Он говорил об этом без ужаса, без сожаления. С фаталистической покорностью человека, который давно принял неизбежное.

– Вы говорите как будто рады этому, – заметил Арион, садясь на траву неподалеку.

– Радость – это эмоция. А эмоции – это привязанности, которые держат нас в колесе перерождений. Я стремлюсь к беспристрастному наблюдению. Я – не участник. Я – свидетель.

– Ваш отец так не думает. Ваш брат Даниил тоже. Они все участники.

При упоминании семьи на глади его спокойствия появилась легкая рябь.

– Отец – это эпицентр бури. Он создал ее своей волей. Даниил – это сама буря, слепая и разрушительная. Роман думает, что он наблюдает за ней с безопасного расстояния, но он стоит на самом краю воронки. Они все увязли. Я пытался уйти, очиститься. Но, видимо, от этого нельзя уйти. Это внутри, в крови.

Его спокойствие показалось Ариону неестественным. Оно было не врожденным, а приобретенным, как хорошо выученный урок. Это была броня, выкованная не из силы, а из страха.

– Убийца оставил цитату. О похороненных тайнах, которые возвращаются.

Тихон долго молчал, глядя на темную воду пруда.

– Есть вещи, которые лучше не хоронить, а сжигать дотла. Но мы их похоронили. Давно. И каждый из нас стоял у той могилы.

– О чем вы?

Он снова взял в руки камень, его пальцы гладили гладкую поверхность.

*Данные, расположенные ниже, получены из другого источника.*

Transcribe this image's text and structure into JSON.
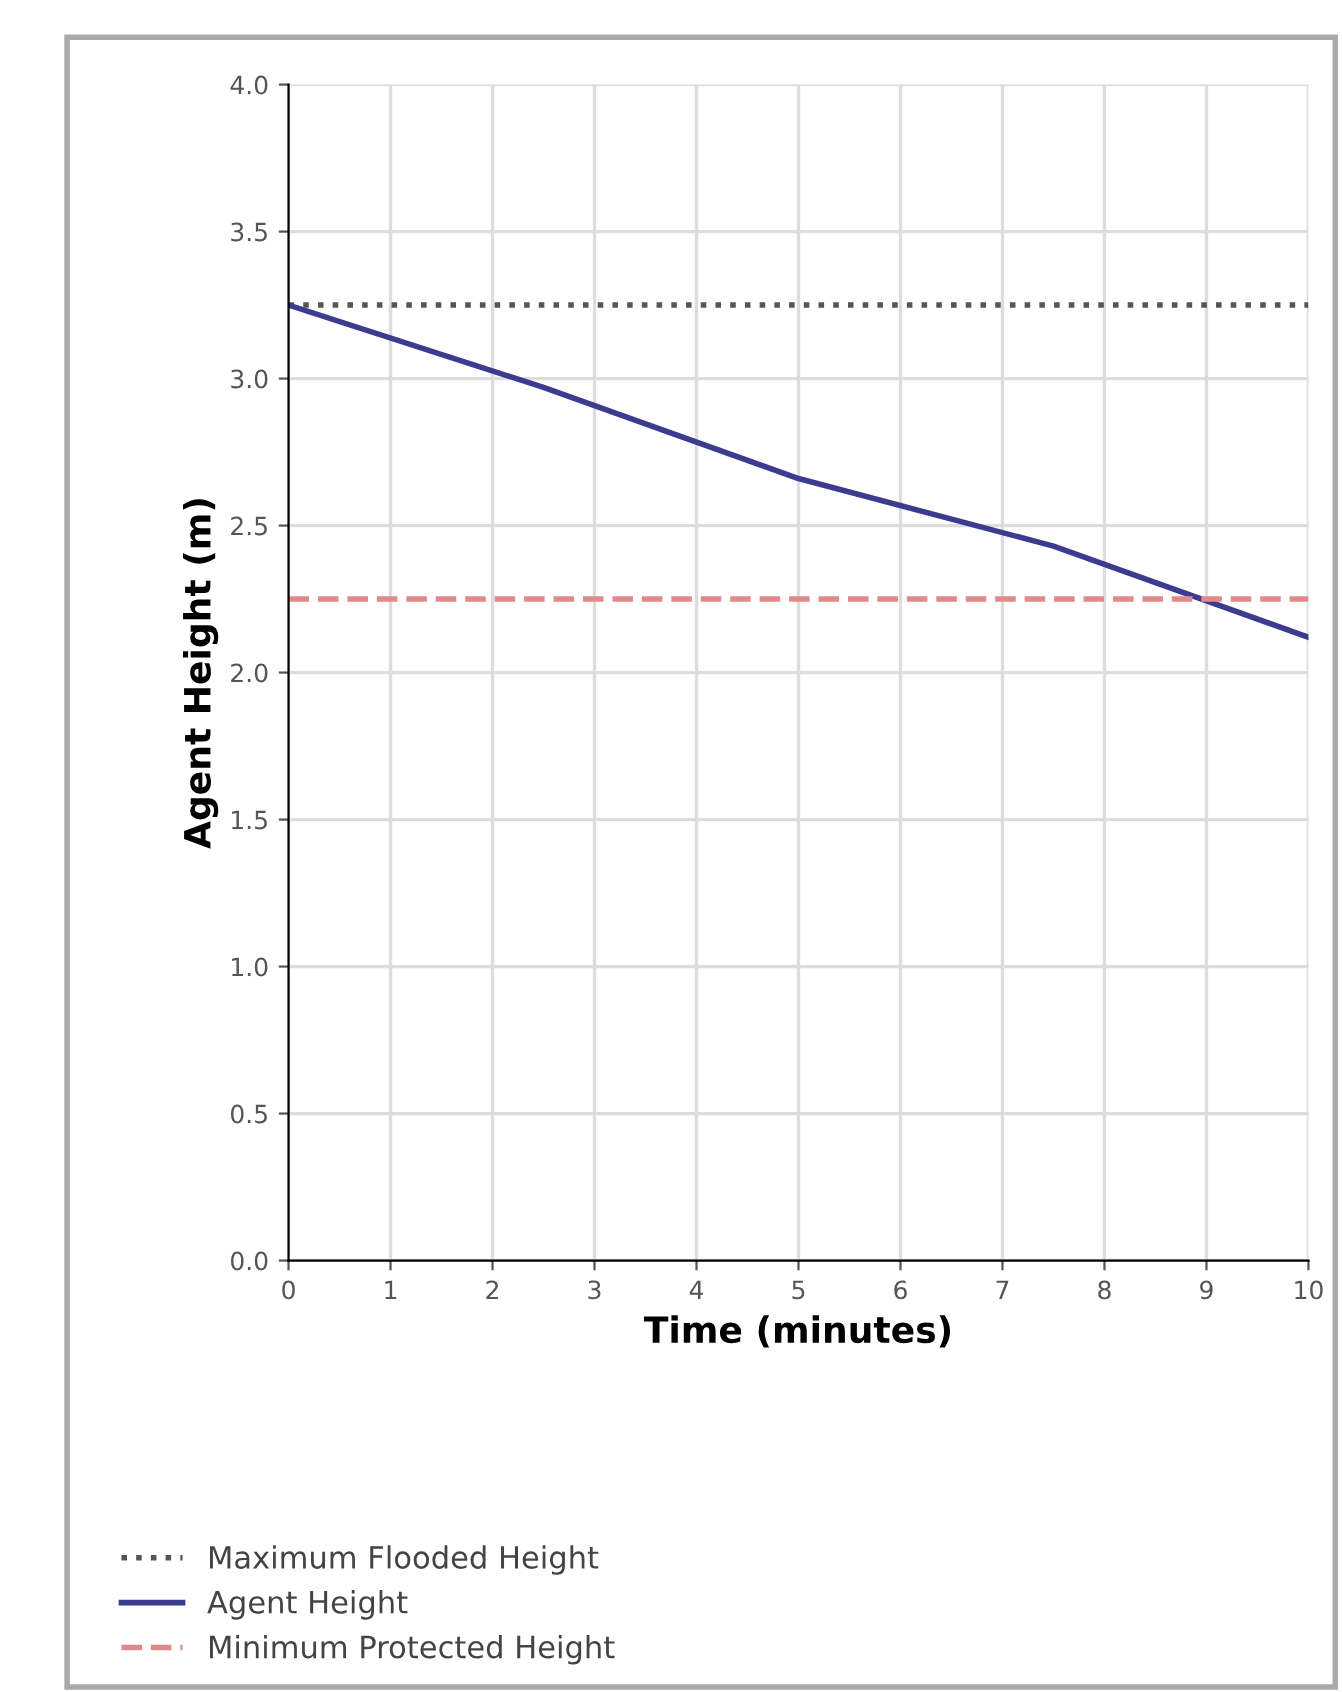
{
  "chart_data": {
    "type": "line",
    "xlabel": "Time (minutes)",
    "ylabel": "Agent Height (m)",
    "xlim": [
      0,
      10
    ],
    "ylim": [
      0,
      4
    ],
    "xticks": [
      0,
      1,
      2,
      3,
      4,
      5,
      6,
      7,
      8,
      9,
      10
    ],
    "yticks": [
      {
        "value": 0,
        "label": "0.0"
      },
      {
        "value": 0.5,
        "label": "0.5"
      },
      {
        "value": 1,
        "label": "1.0"
      },
      {
        "value": 1.5,
        "label": "1.5"
      },
      {
        "value": 2,
        "label": "2.0"
      },
      {
        "value": 2.5,
        "label": "2.5"
      },
      {
        "value": 3,
        "label": "3.0"
      },
      {
        "value": 3.5,
        "label": "3.5"
      },
      {
        "value": 4,
        "label": "4.0"
      }
    ],
    "grid": true,
    "legend": "bottom left",
    "series": [
      {
        "name": "Maximum Flooded Height",
        "color": "#555555",
        "line_style": "dotted",
        "x": [
          0,
          10
        ],
        "values": [
          3.25,
          3.25
        ]
      },
      {
        "name": "Agent Height",
        "color": "#3b3b8f",
        "line_style": "solid",
        "x": [
          0,
          2.5,
          5,
          7.5,
          10
        ],
        "values": [
          3.25,
          2.97,
          2.66,
          2.43,
          2.12
        ]
      },
      {
        "name": "Minimum Protected Height",
        "color": "#e08a8a",
        "line_style": "dashed",
        "x": [
          0,
          10
        ],
        "values": [
          2.25,
          2.25
        ]
      }
    ]
  }
}
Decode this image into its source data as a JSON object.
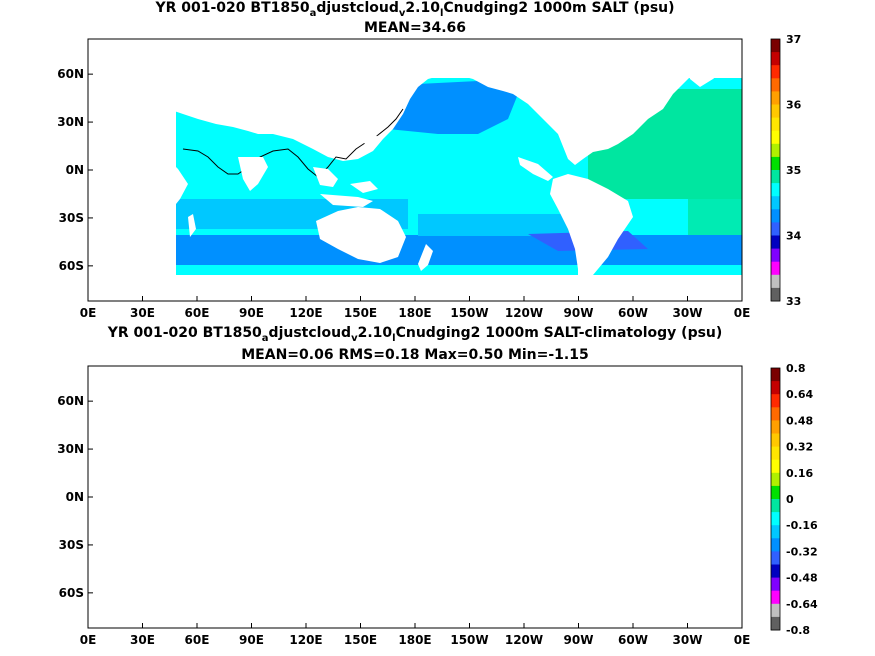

– Был грех, – прошептал он, и Ариону пришлось напрячься, чтобы его расслышать. – Общий. Давно, когда мы были еще детьми. Там… у моря… в старом, заброшенном санатории. Мы сделали что-то плохое. Что-то, что сломало нас всех. После этого мы перестали быть братьями. Мы просто стали сыновьями нашего отца. Каждый по-своему.

Он замолчал, и Арион понял, что дальше он не пойдет. Он добрался до границы его памяти, за которой начиналась запретная, выжженная земля.

– Вы думаете, это связано? – спросил Арион.

Тихон медленно поднялся. Его фигура на фоне серого неба казалась хрупкой и одинокой.

– В этом мире все связано, – сказал он, прежде чем развернуться и пойти в сторону домов. – Каждое брошенное слово. Каждое деяние. Каждое молчание. Все вплетается в единый узор. И нам всем придется заплатить за нити, которые мы вплели. Расплата уже пришла. Просто не все это еще поняли.

Глава 10

Возвращение в город после тишины коммуны было подобно резкому погружению в кипяток. Шум, суета, миллионы непересекающихся жизней – все это обрушилось на Ариона, обостряя ощущение ирреальности происходящего. Слова Тихона о «грехе у моря» эхом отдавались у него в голове, но они были слишком туманны, слишком похожи на бред отшельника. Ему нужны были факты, бумага, документы. Что-то, за что можно уцепиться в этом вязком болоте семейной мифологии. По его просьбе Макаров договорился о доступе в городской архив. Арион искал что-то конкретное – старые земельные дела, историю приобретения Ордынцевыми их первого крупного актива, того самого здания в центре города, где теперь располагалась штаб-квартира их империи.

Городской архив был антиподом сверкающего офиса Ордынцевых. Старое, обветшалое здание с высокими потолками, покрытыми паутиной трещин, и окнами, тусклыми от вековой пыли. Воздух здесь был сухим и неподвижным, он пах ушедшим временем – тлеющей бумагой, высохшим клеем и забвением. За стойкой в огромном, гулком читальном зале сидела девушка. Она была единственным живым существом в этом царстве мертвых документов. Она не была похожа на типичную сотрудницу архива. Никаких очков в роговой оправе, никакого серого кардигана. Она была одета в простое темное платье, но в ее облике была какая-то старомодная, почти нездешняя элегантность. Темные волосы были собраны в сложный узел на затылке, а на шее висел серебряный кулон в виде ключа. Когда Арион подошел, она подняла на него глаза. Это были странные глаза – очень темные, почти черные, и казалось, они смотрят не на него, а сквозь него, видя что-то позади.